On the other hand 12 MPs who also signed the Amendment decided for whatever reason not to vote for it. (I must admit I am a little surprised at Philip Davies.)
The really joyous news as far as ConHome is concerned is that
The overall debate was a festival of Euroscepticism with particularly strong contributions from younger, newer Tory MPs. One got the sense that the baton of opposition to the European superstate was passing to a new generation. Priti Patel, in particular, was on great form.Ms Patel, I may add, was also one of the MPs who, having signed the amendment, did not bother to vote for it. Justine Greening, who apparently made some "robust" statements, did not bother to vote for the amendment. But then, she is on the front bench, not that she was particularly courageous when she had no official position.
As a matter of fact, I was rather impressed by Gisela Stuart's intervention:
I am grateful to the Minister for giving way.
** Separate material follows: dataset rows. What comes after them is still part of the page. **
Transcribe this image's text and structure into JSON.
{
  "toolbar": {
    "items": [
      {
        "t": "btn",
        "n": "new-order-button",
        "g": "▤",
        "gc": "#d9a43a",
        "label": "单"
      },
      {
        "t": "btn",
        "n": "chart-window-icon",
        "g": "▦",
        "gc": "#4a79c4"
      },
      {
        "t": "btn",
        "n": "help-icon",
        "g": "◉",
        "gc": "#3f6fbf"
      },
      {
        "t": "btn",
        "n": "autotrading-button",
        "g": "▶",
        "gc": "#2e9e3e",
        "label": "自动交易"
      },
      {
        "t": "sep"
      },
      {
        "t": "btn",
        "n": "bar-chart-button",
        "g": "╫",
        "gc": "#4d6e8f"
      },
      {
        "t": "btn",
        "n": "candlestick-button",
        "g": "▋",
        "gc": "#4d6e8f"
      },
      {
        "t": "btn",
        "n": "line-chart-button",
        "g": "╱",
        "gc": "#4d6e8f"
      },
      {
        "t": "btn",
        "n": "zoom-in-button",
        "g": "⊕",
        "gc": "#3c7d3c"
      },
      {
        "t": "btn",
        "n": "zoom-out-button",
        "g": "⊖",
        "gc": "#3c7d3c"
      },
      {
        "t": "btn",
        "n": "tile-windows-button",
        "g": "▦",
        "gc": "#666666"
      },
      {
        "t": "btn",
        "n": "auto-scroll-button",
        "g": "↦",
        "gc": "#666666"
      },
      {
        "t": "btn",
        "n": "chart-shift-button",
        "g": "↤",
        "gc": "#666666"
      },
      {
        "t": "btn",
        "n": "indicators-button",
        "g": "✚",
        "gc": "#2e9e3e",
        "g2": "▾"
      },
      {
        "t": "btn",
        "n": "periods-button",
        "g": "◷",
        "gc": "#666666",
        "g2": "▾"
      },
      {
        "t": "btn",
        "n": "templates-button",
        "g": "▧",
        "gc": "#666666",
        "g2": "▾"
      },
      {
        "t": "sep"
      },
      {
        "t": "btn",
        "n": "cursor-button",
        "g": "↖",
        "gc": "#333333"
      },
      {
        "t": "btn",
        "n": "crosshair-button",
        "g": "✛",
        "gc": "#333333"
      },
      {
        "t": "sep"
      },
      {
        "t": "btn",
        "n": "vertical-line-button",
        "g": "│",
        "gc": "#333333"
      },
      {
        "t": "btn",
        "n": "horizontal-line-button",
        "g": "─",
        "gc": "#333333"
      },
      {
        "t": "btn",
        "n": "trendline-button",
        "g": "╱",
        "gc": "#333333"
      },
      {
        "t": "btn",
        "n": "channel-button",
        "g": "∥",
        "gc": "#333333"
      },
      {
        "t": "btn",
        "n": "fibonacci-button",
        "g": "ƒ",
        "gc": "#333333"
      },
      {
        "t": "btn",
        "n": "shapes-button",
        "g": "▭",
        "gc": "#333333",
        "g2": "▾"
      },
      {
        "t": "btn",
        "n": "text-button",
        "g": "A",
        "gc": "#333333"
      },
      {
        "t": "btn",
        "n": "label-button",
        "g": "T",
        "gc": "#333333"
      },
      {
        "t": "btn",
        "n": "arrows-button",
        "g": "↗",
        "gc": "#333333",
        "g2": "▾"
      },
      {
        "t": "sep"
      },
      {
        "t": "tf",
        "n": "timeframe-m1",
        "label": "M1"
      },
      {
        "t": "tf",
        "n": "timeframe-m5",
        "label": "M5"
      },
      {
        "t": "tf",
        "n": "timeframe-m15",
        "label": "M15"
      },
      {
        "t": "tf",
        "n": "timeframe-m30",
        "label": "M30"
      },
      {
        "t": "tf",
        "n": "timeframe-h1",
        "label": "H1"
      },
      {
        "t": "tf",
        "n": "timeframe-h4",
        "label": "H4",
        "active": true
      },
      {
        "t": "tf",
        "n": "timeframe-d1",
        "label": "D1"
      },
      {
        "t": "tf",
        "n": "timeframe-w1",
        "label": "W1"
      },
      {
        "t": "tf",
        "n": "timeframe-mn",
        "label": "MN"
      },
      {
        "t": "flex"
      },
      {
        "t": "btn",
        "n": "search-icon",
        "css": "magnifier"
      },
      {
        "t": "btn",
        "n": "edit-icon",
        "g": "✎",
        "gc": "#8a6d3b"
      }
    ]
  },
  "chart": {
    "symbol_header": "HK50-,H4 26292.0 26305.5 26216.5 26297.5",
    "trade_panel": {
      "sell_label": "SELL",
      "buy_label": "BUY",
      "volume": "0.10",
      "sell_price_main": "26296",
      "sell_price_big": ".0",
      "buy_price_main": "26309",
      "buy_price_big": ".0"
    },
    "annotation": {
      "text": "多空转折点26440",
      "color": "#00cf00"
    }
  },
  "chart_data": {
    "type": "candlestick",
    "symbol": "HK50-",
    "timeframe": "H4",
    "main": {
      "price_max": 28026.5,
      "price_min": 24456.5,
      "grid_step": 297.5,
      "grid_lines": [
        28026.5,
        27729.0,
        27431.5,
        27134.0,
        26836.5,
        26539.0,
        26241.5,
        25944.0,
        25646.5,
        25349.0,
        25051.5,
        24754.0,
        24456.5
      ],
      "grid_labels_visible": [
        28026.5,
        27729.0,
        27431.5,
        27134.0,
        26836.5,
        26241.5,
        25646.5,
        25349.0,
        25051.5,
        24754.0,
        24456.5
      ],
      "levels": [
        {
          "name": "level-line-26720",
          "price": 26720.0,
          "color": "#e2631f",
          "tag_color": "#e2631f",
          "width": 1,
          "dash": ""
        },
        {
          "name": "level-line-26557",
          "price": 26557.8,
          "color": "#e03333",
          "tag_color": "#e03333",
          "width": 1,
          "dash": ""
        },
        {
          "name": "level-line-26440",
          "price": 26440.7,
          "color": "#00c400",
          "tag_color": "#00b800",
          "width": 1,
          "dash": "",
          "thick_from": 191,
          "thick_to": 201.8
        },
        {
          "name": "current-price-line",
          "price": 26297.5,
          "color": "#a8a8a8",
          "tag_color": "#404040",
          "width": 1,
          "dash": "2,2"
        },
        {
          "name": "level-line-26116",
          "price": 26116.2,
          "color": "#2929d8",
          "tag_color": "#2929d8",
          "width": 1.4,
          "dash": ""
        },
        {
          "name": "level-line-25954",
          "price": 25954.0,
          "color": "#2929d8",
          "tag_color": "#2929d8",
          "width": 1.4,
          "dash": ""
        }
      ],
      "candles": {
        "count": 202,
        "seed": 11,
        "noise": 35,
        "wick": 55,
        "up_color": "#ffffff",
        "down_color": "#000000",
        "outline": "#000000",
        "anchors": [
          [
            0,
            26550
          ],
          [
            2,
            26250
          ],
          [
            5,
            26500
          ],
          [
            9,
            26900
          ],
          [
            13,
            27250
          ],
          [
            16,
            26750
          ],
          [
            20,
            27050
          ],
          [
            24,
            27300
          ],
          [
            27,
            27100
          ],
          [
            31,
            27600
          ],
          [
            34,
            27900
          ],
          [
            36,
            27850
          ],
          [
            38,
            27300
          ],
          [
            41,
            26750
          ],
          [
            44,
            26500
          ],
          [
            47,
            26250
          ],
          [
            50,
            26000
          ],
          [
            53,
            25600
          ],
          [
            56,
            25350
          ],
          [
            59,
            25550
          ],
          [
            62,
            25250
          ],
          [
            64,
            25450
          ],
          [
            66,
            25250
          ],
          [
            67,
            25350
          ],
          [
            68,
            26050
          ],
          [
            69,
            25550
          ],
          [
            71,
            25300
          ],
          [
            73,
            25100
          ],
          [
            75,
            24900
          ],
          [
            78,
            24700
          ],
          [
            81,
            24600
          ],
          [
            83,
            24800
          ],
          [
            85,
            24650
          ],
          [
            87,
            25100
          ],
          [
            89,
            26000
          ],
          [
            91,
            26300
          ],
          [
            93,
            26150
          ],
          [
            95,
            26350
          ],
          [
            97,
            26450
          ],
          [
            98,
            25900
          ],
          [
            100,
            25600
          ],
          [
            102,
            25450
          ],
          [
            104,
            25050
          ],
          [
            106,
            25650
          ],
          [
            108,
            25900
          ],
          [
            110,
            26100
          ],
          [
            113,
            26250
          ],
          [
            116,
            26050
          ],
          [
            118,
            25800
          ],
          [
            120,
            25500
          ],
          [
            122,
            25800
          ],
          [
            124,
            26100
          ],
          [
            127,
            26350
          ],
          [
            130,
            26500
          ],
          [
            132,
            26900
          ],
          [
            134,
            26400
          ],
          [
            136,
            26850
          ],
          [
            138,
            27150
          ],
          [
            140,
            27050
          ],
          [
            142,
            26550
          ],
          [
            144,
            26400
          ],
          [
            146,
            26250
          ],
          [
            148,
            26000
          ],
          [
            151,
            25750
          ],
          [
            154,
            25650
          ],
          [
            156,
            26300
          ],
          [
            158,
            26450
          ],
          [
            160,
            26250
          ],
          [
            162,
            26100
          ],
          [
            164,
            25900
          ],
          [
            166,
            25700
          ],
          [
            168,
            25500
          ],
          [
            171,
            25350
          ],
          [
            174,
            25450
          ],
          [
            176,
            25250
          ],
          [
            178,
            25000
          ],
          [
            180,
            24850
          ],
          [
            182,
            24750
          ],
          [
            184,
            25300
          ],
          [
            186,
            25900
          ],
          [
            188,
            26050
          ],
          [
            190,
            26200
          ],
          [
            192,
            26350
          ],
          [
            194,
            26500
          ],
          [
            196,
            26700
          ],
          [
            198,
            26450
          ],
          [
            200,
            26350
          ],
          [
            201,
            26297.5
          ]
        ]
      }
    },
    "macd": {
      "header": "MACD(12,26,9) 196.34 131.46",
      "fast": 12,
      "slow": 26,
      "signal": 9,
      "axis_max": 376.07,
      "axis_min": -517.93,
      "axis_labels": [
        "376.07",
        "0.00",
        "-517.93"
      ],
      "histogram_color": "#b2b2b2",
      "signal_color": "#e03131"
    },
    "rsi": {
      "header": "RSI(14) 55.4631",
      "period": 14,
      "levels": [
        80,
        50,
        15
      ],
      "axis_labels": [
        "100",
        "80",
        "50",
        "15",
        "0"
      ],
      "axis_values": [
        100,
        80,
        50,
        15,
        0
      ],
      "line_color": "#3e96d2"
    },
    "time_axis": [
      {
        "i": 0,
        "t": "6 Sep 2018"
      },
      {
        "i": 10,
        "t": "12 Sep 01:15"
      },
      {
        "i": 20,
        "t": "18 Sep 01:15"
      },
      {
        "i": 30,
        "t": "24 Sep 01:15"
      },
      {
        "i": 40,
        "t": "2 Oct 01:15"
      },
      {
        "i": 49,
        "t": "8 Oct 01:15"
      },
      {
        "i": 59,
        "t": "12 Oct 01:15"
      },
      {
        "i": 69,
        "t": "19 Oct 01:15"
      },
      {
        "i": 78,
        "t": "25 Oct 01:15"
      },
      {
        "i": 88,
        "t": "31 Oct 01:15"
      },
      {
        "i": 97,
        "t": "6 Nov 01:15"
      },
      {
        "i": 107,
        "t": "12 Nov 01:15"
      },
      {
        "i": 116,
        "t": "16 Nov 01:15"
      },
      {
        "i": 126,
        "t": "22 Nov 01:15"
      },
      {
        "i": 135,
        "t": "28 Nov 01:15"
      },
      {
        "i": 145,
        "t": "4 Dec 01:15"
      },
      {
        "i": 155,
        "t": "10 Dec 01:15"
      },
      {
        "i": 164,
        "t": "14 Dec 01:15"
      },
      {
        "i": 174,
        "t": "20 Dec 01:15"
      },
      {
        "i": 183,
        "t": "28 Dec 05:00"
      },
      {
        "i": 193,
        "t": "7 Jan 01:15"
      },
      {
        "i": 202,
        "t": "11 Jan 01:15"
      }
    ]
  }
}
She says that this debate demonstrates the importance that the Government attach to giving the House a say. Can she tell us whether a vote on the matter, either way, would make the slightest bit of difference?Indeed. And the answer from the "robust" Ms Greening?
The hon. Lady is assuming that those Members who have tabled amendments will press them to a vote. Perhaps she is prejudging the outcome of the debate. We welcome the debate because, tomorrow, I shall be in Brussels pressing our case in respect of the European Union budget, and it is vital that we are able to say that we have scrutinised the document thoroughly in our European Parliament.In our "European" Parliament? A Freudian slip, perchance? And, in any case, scrutinizing it, however thoroughly, and I doubt very much that any MP even looked at it, is not the same as making a difference.
So, exactly, how is this good news from a eurosceptic point of view?